В начале июня мы пересадили папу из его инвалидного кресла в общее такси. Он отправился в Иерихон, чтобы вместе с Абу Сами спланировать свадебную церемонию. Джибриль поехал с ним, а я осталась управлять магазином. То были непонятные дни. Страной овладела неуверенность. Воздух был наэлектризован, как перед грозой. Гамаль Абдель Насер послал армию на Синай. «Голос арабов», панарабская радиостанция из Каира, била в барабаны войны. Но отец сказал: собаки, которые лают, не кусаются. Герои арабской нации уже предали однажды палестинцев.
Я восхищалась Гамалем Абдель Насером. Он не забыл Палестину. Он дал нам новую надежду. Его интересовала не только собственная власть, но и социальные преобразования, он желал освобождения арабов от опеки Запада. И освобождения арабских женщин от религиозного контроля. Он ввел избирательное право для женщин и высмеял лидера «Братьев-мусульман»:
Когда началась война, я дробила орехи в лавке. И услышала, что соседи выбегают из домов. На улицах царило неописуемое ликование. Незнакомые люди танцевали друг с другом дабке. Все слушали радио. Я раздавала сладости.
– Ты снова увидишь море, милая, – сказала бабушка.
Я верила в это. Все поверили в это, на целый день. Но я волновалась за отца. Он должен был вернуться как раз в этот день. Открыты ли дороги? Где вообще она происходит, эта война?
Иерихон у Иордана. Иерихон под солнцем. Здесь всегда было жарко, здесь редко дул ветер. А когда поднимался, то был так силен, что от пыли перехватывало дыхание. Иерихон, самый древний и самый низкий город в мире. Лагеря беженцев на окраинах превратились в трущобы. Там были дома, которые не заслуживали такого названия, и узкие улочки, забитые детьми. И новое поколение, уставшее ждать.
Жорж и Джибриль сидели в гостиной Абу Сами, когда услышали первые самолеты. Джибриль выскочил на крышу. Сотни людей стояли на крышах домов, построенных вплотную друг к другу, и махали руками реактивным самолетам, проносящимся над равниной. Наши освободители! Но они пришли не с той стороны, подумал Джибриль. С запада.
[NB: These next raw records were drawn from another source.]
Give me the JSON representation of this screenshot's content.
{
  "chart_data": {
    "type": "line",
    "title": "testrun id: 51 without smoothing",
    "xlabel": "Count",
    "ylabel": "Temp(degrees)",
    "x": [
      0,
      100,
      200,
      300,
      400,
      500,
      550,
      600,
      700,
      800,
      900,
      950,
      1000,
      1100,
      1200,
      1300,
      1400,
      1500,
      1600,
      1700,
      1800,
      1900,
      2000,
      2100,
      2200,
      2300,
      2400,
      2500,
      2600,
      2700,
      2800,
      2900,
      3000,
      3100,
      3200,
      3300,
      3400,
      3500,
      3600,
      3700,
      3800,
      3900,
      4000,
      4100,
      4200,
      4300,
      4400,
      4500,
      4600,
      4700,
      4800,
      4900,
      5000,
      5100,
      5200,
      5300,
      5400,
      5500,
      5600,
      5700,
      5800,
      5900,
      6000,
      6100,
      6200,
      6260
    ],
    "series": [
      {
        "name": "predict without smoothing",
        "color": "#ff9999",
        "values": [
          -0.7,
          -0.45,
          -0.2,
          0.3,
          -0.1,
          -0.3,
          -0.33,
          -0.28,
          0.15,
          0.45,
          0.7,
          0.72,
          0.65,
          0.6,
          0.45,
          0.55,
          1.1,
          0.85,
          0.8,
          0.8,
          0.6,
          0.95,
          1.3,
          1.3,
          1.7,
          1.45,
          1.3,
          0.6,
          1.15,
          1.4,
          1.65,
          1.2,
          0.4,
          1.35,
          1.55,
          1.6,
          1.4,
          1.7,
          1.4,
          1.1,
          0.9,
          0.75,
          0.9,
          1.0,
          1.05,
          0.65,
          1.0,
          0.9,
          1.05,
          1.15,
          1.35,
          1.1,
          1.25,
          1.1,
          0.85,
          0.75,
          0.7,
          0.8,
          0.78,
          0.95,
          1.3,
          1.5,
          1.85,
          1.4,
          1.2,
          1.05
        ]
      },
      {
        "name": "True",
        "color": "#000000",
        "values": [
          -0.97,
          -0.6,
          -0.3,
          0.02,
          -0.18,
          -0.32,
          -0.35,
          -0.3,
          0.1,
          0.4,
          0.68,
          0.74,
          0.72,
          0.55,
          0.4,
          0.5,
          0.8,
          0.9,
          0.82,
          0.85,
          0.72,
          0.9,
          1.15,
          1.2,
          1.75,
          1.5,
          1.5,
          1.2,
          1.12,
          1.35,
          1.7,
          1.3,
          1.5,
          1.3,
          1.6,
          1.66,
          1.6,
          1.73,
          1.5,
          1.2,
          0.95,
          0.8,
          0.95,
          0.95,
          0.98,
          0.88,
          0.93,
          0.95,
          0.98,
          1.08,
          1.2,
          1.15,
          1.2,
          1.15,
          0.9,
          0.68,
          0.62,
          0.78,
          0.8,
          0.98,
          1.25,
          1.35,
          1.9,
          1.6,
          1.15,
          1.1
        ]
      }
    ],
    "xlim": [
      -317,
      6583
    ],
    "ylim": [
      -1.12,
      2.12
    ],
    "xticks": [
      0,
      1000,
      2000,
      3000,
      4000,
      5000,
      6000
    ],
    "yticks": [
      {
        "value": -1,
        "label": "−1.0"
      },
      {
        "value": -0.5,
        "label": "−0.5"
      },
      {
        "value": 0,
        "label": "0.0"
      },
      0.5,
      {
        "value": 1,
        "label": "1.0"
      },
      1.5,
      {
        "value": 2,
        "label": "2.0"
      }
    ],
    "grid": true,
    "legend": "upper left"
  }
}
Они летели так низко, что пронзительный гул заглушал радостные возгласы. Только когда они с ревом промчались над его головой, Джибриль увидел под крыльями звезды Давида. Двое фидаинов выстрелили из винтовок им вслед. Через несколько секунд самолеты пересекли реку Иордан.
Однако они все равно верили тому, что говорило каирское радио.
Пока не появились танки. Пока не начали падать бомбы. Пока не пришли вести о новых беженцах на дорогах. Израильтяне сбрасывали листовки.
Первые семьи принялись грузить матрасы на ослов и машины. Абу Сами открыл свой магазин, чтобы раздать беженцам еду. Его жена и Сами помогали ему. И в этом хаосе Абу Сами потерял самообладание. Как будто страх был волной, которая его подхватила. Наверно, из-за младшей дочери, у которой была болезнь почек. Каждые две недели ее нужно было возить на диализ. В Амман, в Иорданию.
Мой отец схватил Абу Сами за костюм в пылу спора. «На этот раз мы не должны убегать! – кричал он. – На этот раз мы должны остаться! Если я куда и пойду, то только на запад. В Яффу!»
Но мой отец проиграл битву за своего друга. Абу Сами вместе с женой и детьми забрались на перегруженный грузовик. Вслед за родственниками и соседями. В конце концов, это было всего несколько километров. Израильская пехота остановилась у реки Иордан; на восточном берегу находились иорданцы.
Уже сидя в грузовике, Абу Сами передал моему отцу ключ от дома.
А Сами? Он не мог бросить семью.
– Скажите Амаль, что я приеду в Вифлеем, – крикнул он, когда грузовик отъехал.
– Когда?
– Не волнуйтесь. Я приеду к вам, иншаллах!
Когда утром Джибриль с отцом вышли за дверь, в лагере было тихо, как в городе-призраке. Бесхозные козы и куры бесстрастно бродили под солнцем. Уже сейчас стояла удушающая жара.